Tag Archives: Sontag

The Burden of Representaion, Essays on Photographies Histories by John Tagg

burden-of-representation

I have just finished reading this book that I began in November!

Tagg looks at how photography has been influenced and how it has influenced history in Europe and North America by examining historical records in the UK and Europe and USA.  Taking examples of photographs taken in the 19th century for recording likeness’ of prisoners, photos of slums such as in Leeds that were used to push to challenge the Local Authorities and fight for improved living conditions for the poor.  Images taken in the early part of the 20th century to document the results of economic rescission in the rural community of the USA.  Tagg analyses both images and back the ground events to produce a strong argument for his book and often makes reference to a French philosopher, Michel Foucault, that who I should perhaps find more about and how his ideas may help in my creativity.

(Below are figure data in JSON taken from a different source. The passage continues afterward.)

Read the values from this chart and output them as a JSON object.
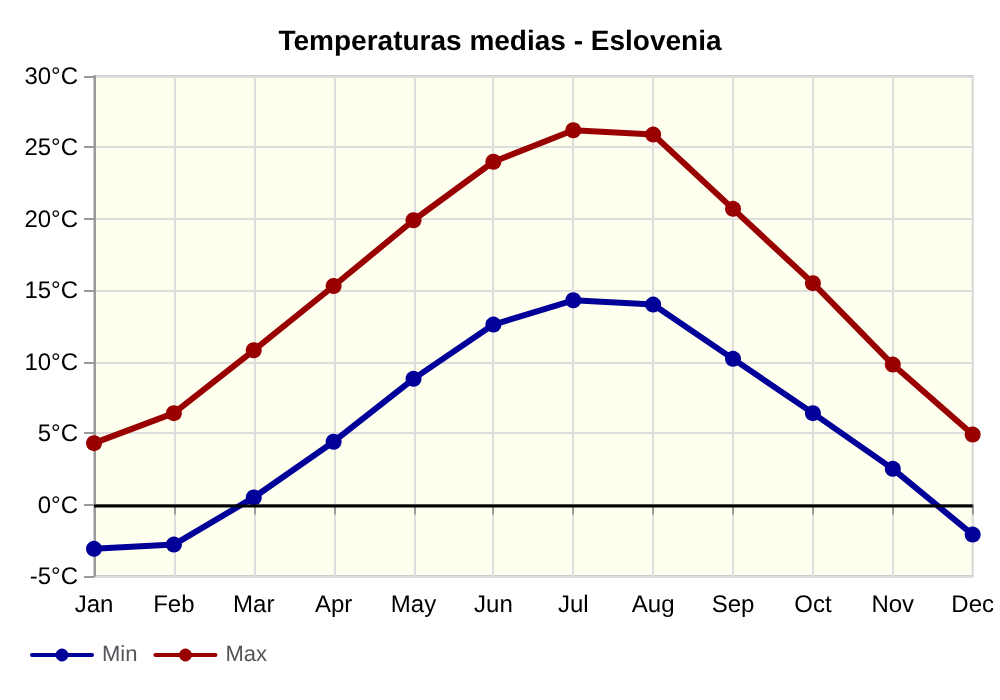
{
  "chart_data": {
    "type": "line",
    "title": "Temperaturas medias - Eslovenia",
    "categories": [
      "Jan",
      "Feb",
      "Mar",
      "Apr",
      "May",
      "Jun",
      "Jul",
      "Aug",
      "Sep",
      "Oct",
      "Nov",
      "Dec"
    ],
    "series": [
      {
        "name": "Min",
        "color": "#000099",
        "values": [
          -3.1,
          -2.8,
          0.5,
          4.4,
          8.8,
          12.6,
          14.3,
          14.0,
          10.2,
          6.4,
          2.5,
          -2.1
        ]
      },
      {
        "name": "Max",
        "color": "#990000",
        "values": [
          4.3,
          6.4,
          10.8,
          15.3,
          19.9,
          24.0,
          26.2,
          25.9,
          20.7,
          15.5,
          9.8,
          4.9
        ]
      }
    ],
    "ylim": [
      -5,
      30
    ],
    "yticks": [
      {
        "value": -5,
        "label": "-5°C"
      },
      {
        "value": 0,
        "label": "0°C"
      },
      {
        "value": 5,
        "label": "5°C"
      },
      {
        "value": 10,
        "label": "10°C"
      },
      {
        "value": 15,
        "label": "15°C"
      },
      {
        "value": 20,
        "label": "20°C"
      },
      {
        "value": 25,
        "label": "25°C"
      },
      {
        "value": 30,
        "label": "30°C"
      }
    ],
    "ref_lines": [
      {
        "axis": "y",
        "value": 0,
        "color": "#000000"
      }
    ],
    "grid": true,
    "legend": "bottom left",
    "marker": "circle",
    "line_style": "solid"
  }
}
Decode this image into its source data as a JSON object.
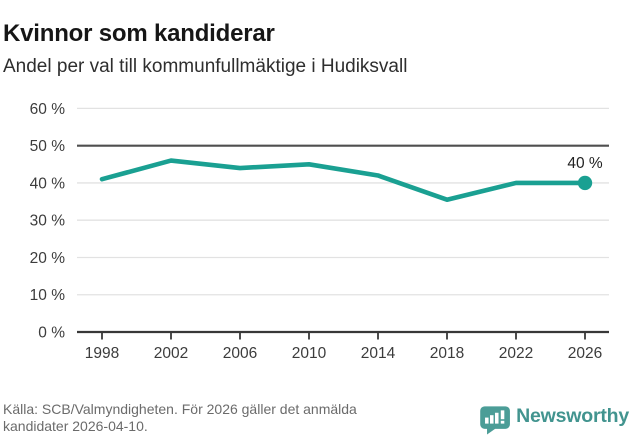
{
  "chart_data": {
    "type": "line",
    "title": "Kvinnor som kandiderar",
    "subtitle": "Andel per val till kommunfullmäktige i Hudiksvall",
    "x": [
      1998,
      2002,
      2006,
      2010,
      2014,
      2018,
      2022,
      2026
    ],
    "x_tick_labels": [
      "1998",
      "2002",
      "2006",
      "2010",
      "2014",
      "2018",
      "2022",
      "2026"
    ],
    "values": [
      41,
      46,
      44,
      45,
      42,
      35.5,
      40,
      40
    ],
    "unit": "%",
    "ylim": [
      0,
      60
    ],
    "y_ticks": [
      0,
      10,
      20,
      30,
      40,
      50,
      60
    ],
    "y_tick_labels": [
      "0 %",
      "10 %",
      "20 %",
      "30 %",
      "40 %",
      "50 %",
      "60 %"
    ],
    "reference_line_y": 50,
    "end_point_label": "40 %",
    "grid": "horizontal",
    "legend": "none",
    "line_color": "#1aa092"
  },
  "colors": {
    "accent_teal": "#1aa092",
    "logo_teal": "#4b9d97",
    "wordmark_teal": "#42948f",
    "grid_light": "#e2e2e2",
    "reference_dark": "#4f4f4f",
    "axis_dark": "#383838",
    "text_dark": "#161616",
    "text_gray": "#6b6b6b"
  },
  "footer": {
    "source_lines": [
      "Källa: SCB/Valmyndigheten. För 2026 gäller det anmälda",
      "kandidater 2026-04-10."
    ],
    "brand": "Newsworthy"
  }
}
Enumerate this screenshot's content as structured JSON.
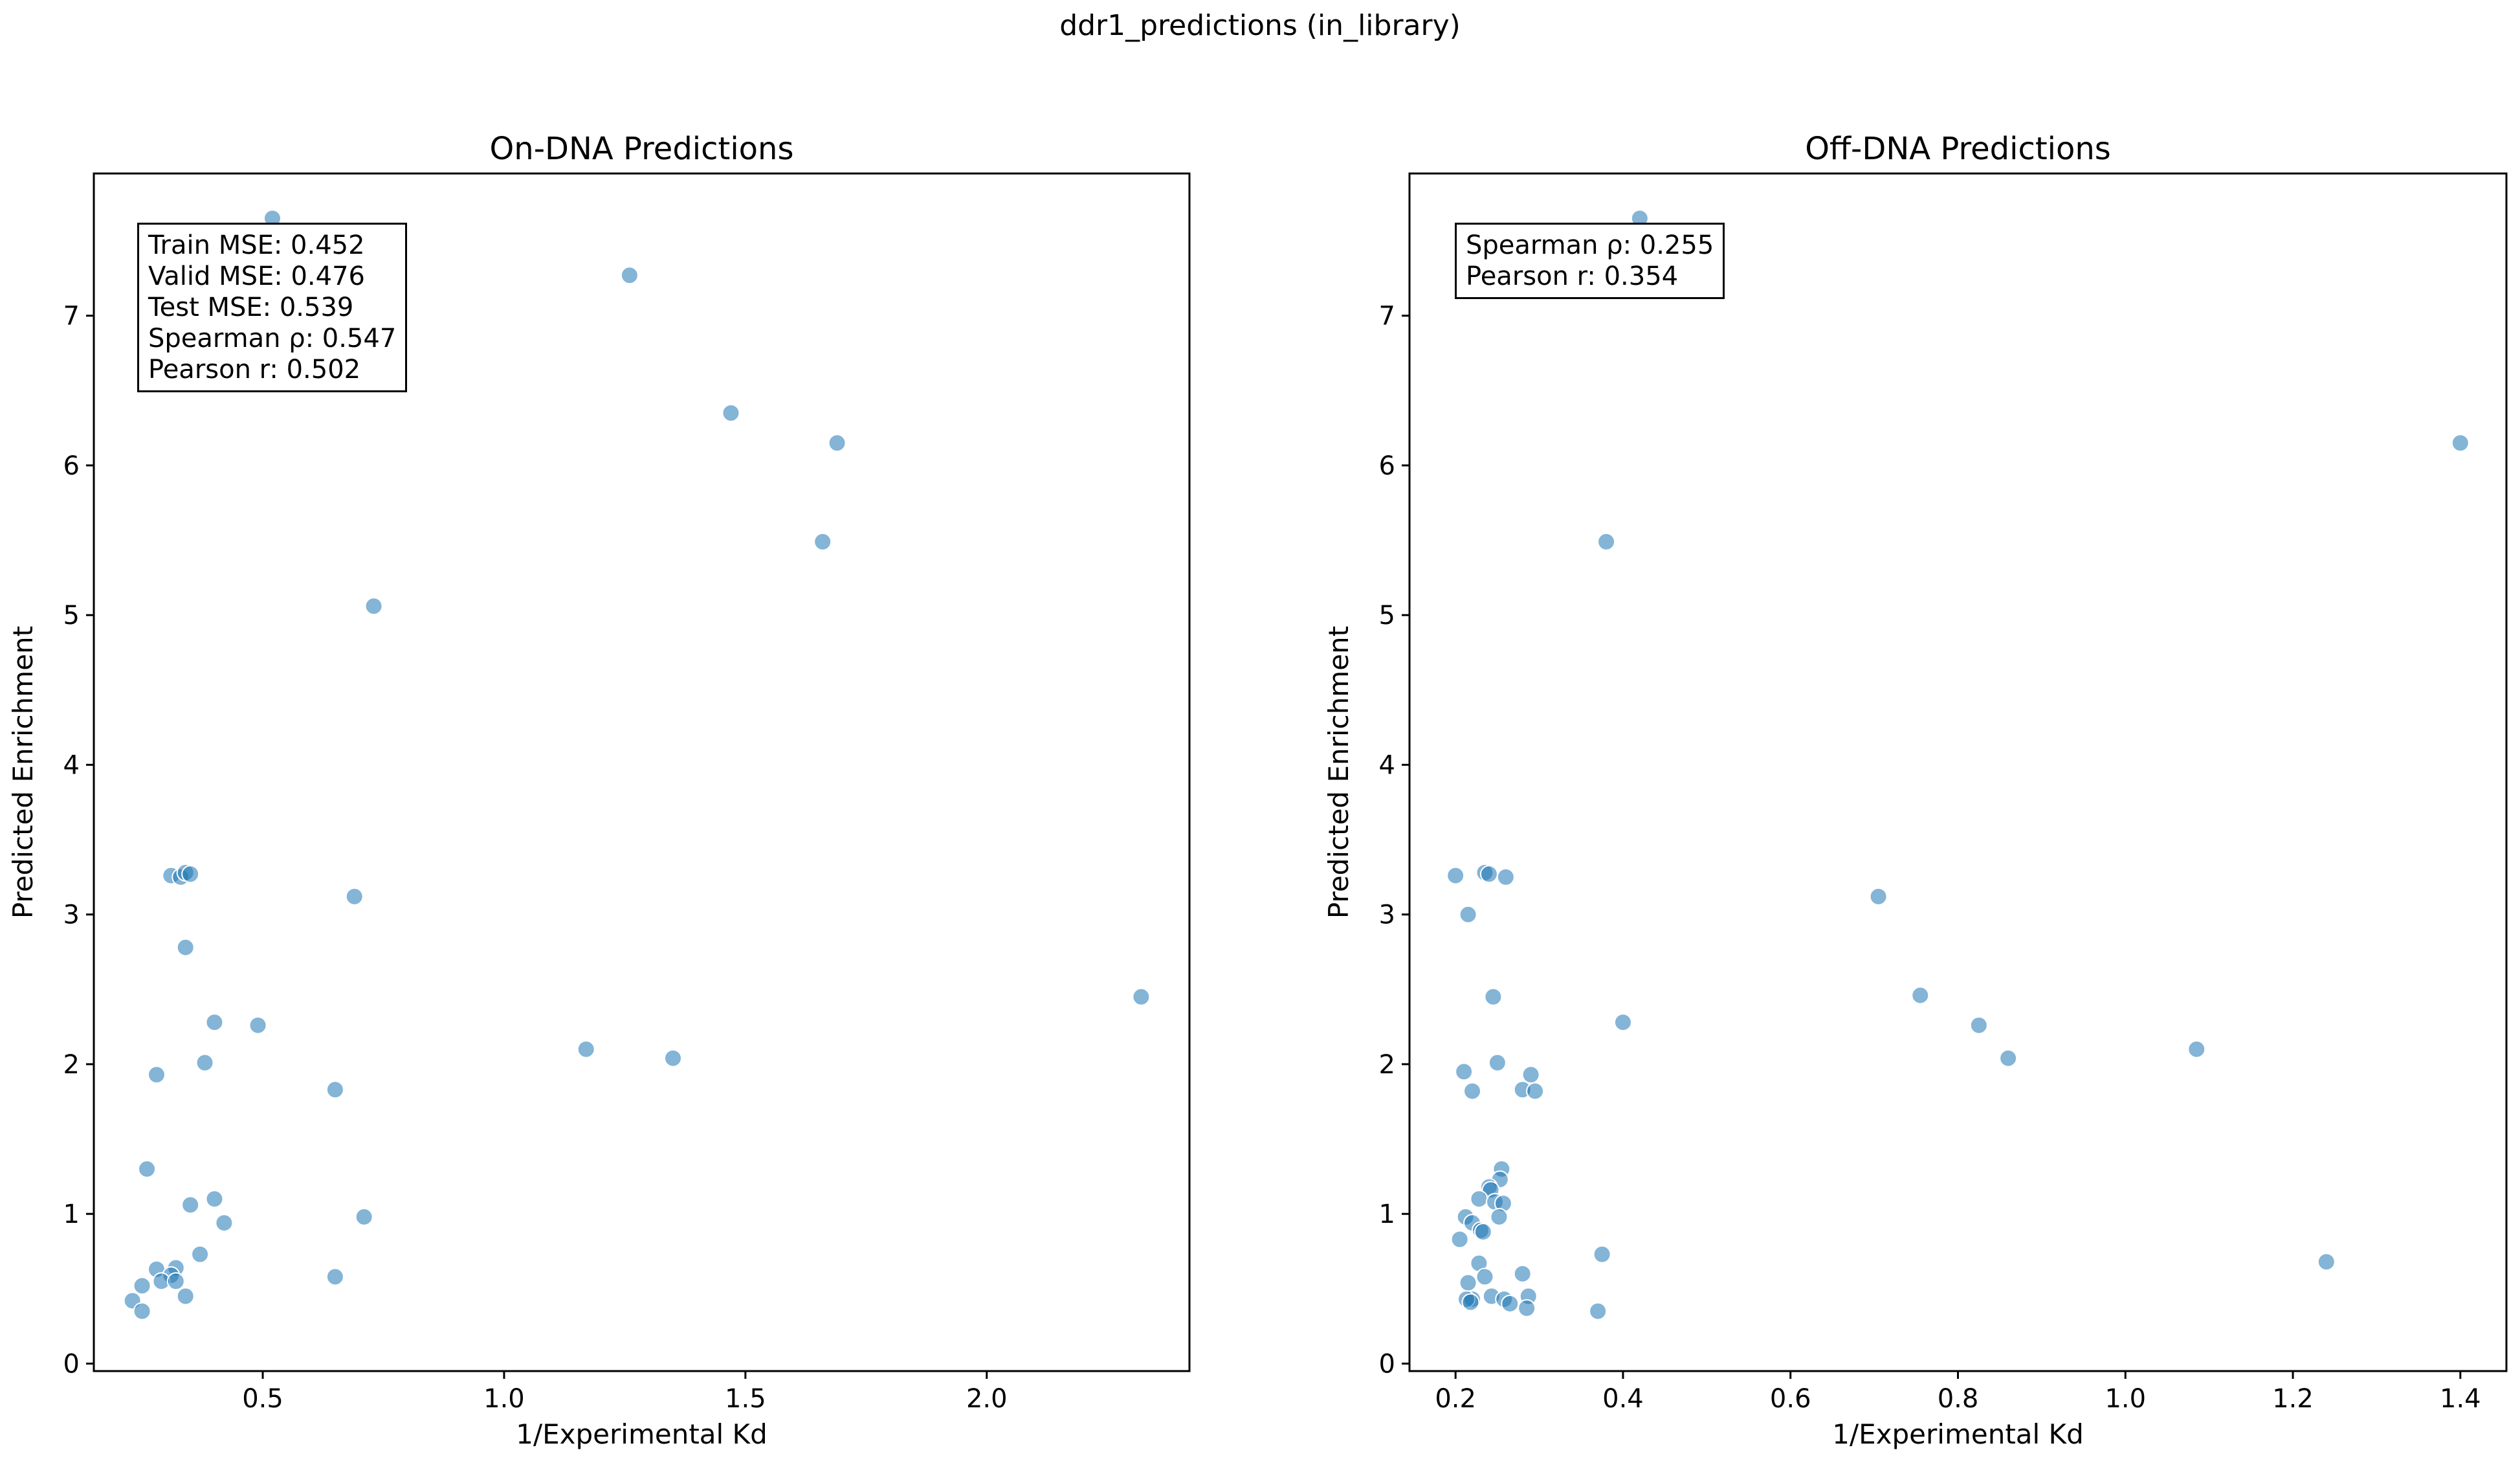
{
  "figure": {
    "suptitle": "ddr1_predictions (in_library)"
  },
  "chart_data": [
    {
      "type": "scatter",
      "title": "On-DNA Predictions",
      "xlabel": "1/Experimental Kd",
      "ylabel": "Predicted Enrichment",
      "xlim": [
        0.15,
        2.42
      ],
      "ylim": [
        -0.05,
        7.95
      ],
      "xticks": [
        0.5,
        1.0,
        1.5,
        2.0
      ],
      "xtick_labels": [
        "0.5",
        "1.0",
        "1.5",
        "2.0"
      ],
      "yticks": [
        0,
        1,
        2,
        3,
        4,
        5,
        6,
        7
      ],
      "ytick_labels": [
        "0",
        "1",
        "2",
        "3",
        "4",
        "5",
        "6",
        "7"
      ],
      "grid": false,
      "point_color": "#1f77b4",
      "stats": [
        "Train MSE: 0.452",
        "Valid MSE: 0.476",
        "Test MSE: 0.539",
        "Spearman ρ: 0.547",
        "Pearson r: 0.502"
      ],
      "points": [
        {
          "x": 0.52,
          "y": 7.65
        },
        {
          "x": 1.26,
          "y": 7.27
        },
        {
          "x": 1.47,
          "y": 6.35
        },
        {
          "x": 1.69,
          "y": 6.15
        },
        {
          "x": 1.66,
          "y": 5.49
        },
        {
          "x": 0.73,
          "y": 5.06
        },
        {
          "x": 0.31,
          "y": 3.26
        },
        {
          "x": 0.33,
          "y": 3.25
        },
        {
          "x": 0.34,
          "y": 3.28
        },
        {
          "x": 0.35,
          "y": 3.27
        },
        {
          "x": 0.69,
          "y": 3.12
        },
        {
          "x": 0.34,
          "y": 2.78
        },
        {
          "x": 0.4,
          "y": 2.28
        },
        {
          "x": 0.49,
          "y": 2.26
        },
        {
          "x": 2.32,
          "y": 2.45
        },
        {
          "x": 1.17,
          "y": 2.1
        },
        {
          "x": 1.35,
          "y": 2.04
        },
        {
          "x": 0.38,
          "y": 2.01
        },
        {
          "x": 0.28,
          "y": 1.93
        },
        {
          "x": 0.65,
          "y": 1.83
        },
        {
          "x": 0.26,
          "y": 1.3
        },
        {
          "x": 0.4,
          "y": 1.1
        },
        {
          "x": 0.35,
          "y": 1.06
        },
        {
          "x": 0.71,
          "y": 0.98
        },
        {
          "x": 0.42,
          "y": 0.94
        },
        {
          "x": 0.37,
          "y": 0.73
        },
        {
          "x": 0.28,
          "y": 0.63
        },
        {
          "x": 0.32,
          "y": 0.64
        },
        {
          "x": 0.31,
          "y": 0.59
        },
        {
          "x": 0.29,
          "y": 0.55
        },
        {
          "x": 0.32,
          "y": 0.55
        },
        {
          "x": 0.65,
          "y": 0.58
        },
        {
          "x": 0.25,
          "y": 0.52
        },
        {
          "x": 0.34,
          "y": 0.45
        },
        {
          "x": 0.23,
          "y": 0.42
        },
        {
          "x": 0.25,
          "y": 0.35
        }
      ]
    },
    {
      "type": "scatter",
      "title": "Off-DNA Predictions",
      "xlabel": "1/Experimental Kd",
      "ylabel": "Predicted Enrichment",
      "xlim": [
        0.145,
        1.455
      ],
      "ylim": [
        -0.05,
        7.95
      ],
      "xticks": [
        0.2,
        0.4,
        0.6,
        0.8,
        1.0,
        1.2,
        1.4
      ],
      "xtick_labels": [
        "0.2",
        "0.4",
        "0.6",
        "0.8",
        "1.0",
        "1.2",
        "1.4"
      ],
      "yticks": [
        0,
        1,
        2,
        3,
        4,
        5,
        6,
        7
      ],
      "ytick_labels": [
        "0",
        "1",
        "2",
        "3",
        "4",
        "5",
        "6",
        "7"
      ],
      "grid": false,
      "point_color": "#1f77b4",
      "stats": [
        "Spearman ρ: 0.255",
        "Pearson r: 0.354"
      ],
      "points": [
        {
          "x": 0.42,
          "y": 7.65
        },
        {
          "x": 1.4,
          "y": 6.15
        },
        {
          "x": 0.38,
          "y": 5.49
        },
        {
          "x": 0.2,
          "y": 3.26
        },
        {
          "x": 0.235,
          "y": 3.28
        },
        {
          "x": 0.24,
          "y": 3.27
        },
        {
          "x": 0.26,
          "y": 3.25
        },
        {
          "x": 0.705,
          "y": 3.12
        },
        {
          "x": 0.215,
          "y": 3.0
        },
        {
          "x": 0.755,
          "y": 2.46
        },
        {
          "x": 0.245,
          "y": 2.45
        },
        {
          "x": 0.4,
          "y": 2.28
        },
        {
          "x": 0.825,
          "y": 2.26
        },
        {
          "x": 1.085,
          "y": 2.1
        },
        {
          "x": 0.86,
          "y": 2.04
        },
        {
          "x": 0.25,
          "y": 2.01
        },
        {
          "x": 0.21,
          "y": 1.95
        },
        {
          "x": 0.29,
          "y": 1.93
        },
        {
          "x": 0.22,
          "y": 1.82
        },
        {
          "x": 0.28,
          "y": 1.83
        },
        {
          "x": 0.295,
          "y": 1.82
        },
        {
          "x": 0.255,
          "y": 1.3
        },
        {
          "x": 0.253,
          "y": 1.23
        },
        {
          "x": 0.24,
          "y": 1.18
        },
        {
          "x": 0.242,
          "y": 1.16
        },
        {
          "x": 0.228,
          "y": 1.1
        },
        {
          "x": 0.247,
          "y": 1.08
        },
        {
          "x": 0.257,
          "y": 1.07
        },
        {
          "x": 0.212,
          "y": 0.98
        },
        {
          "x": 0.252,
          "y": 0.98
        },
        {
          "x": 0.22,
          "y": 0.94
        },
        {
          "x": 0.23,
          "y": 0.89
        },
        {
          "x": 0.233,
          "y": 0.88
        },
        {
          "x": 0.205,
          "y": 0.83
        },
        {
          "x": 0.375,
          "y": 0.73
        },
        {
          "x": 0.228,
          "y": 0.67
        },
        {
          "x": 1.24,
          "y": 0.68
        },
        {
          "x": 0.235,
          "y": 0.58
        },
        {
          "x": 0.28,
          "y": 0.6
        },
        {
          "x": 0.215,
          "y": 0.54
        },
        {
          "x": 0.243,
          "y": 0.45
        },
        {
          "x": 0.287,
          "y": 0.45
        },
        {
          "x": 0.22,
          "y": 0.43
        },
        {
          "x": 0.258,
          "y": 0.43
        },
        {
          "x": 0.213,
          "y": 0.43
        },
        {
          "x": 0.265,
          "y": 0.4
        },
        {
          "x": 0.218,
          "y": 0.41
        },
        {
          "x": 0.285,
          "y": 0.37
        },
        {
          "x": 0.37,
          "y": 0.35
        }
      ]
    }
  ]
}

An interesting book, a little heavy and have your dictionary to hand but worth studying as his method of research is good and his idea that arguments that are not fully tested with good background research are weak and likely to be biased.  I think Tagg alludes to this when referring to John Berger and Susan Sontag.

 

On Photography, Susan Sontag

On_Photography

Susan Sontag, On Photography, (1979) London, Penguin, ISBN: 978-0-14-005397-5.

This book by Susan Sontag is a collection of essays discussing how photography has influenced the world since its invention and how it has played a part in the surrealist art movement in the 20th Century.

The book was first published in 1977 and although photography has moved on she spends a lot of time discussing how photography was first introduced accepted or not and how it came to be the most enduring and influential part of the surrealist movement.  She also looks at how photographs are used and how they can be re-used.

Topics and points to note:

  • In teaching us a new visual code, photographs alter and enlarge out notion of what is worth looking at and what we have a right to observe.
  • Photos are a grammar and even more importantly, an ethics of seeing.
  • Photos give us the sense that we can hold the world in our hands.
  • In photographs the image is also an object.
  • As object they can be collected, bought & sold, cherished, thrown away, lost & found, etc, etc.
  • Photographs furnish evidence, they appear to provide proof when something is in doubt.
  • A photograph justifies, for example through use of surveillance and is a presumption of proof that something exists.
  • Photography has become almost as widely practiced an amusement as sex and dancing – which means that like all mass art form, photography is not practiced by people as an art.  It is mainly a social rite, a defence against anxiety and a tool of power.
  • Photographs can abet desire and emotions of morality.
  • The industrialisation of photography permitted its rapid absorption into bureaucratic ways of running society…photographs became part of the general furniture of the environment – touchstones and confirmations of that reductive approach to reality which is considered realistic.  Photographs were enrolled in the service of important institutions of control, notably the family and the police, as symbolic object and as pieces of information….many important documents are not valid unless they have affixed to them, a photographic-token of the citizen’s face.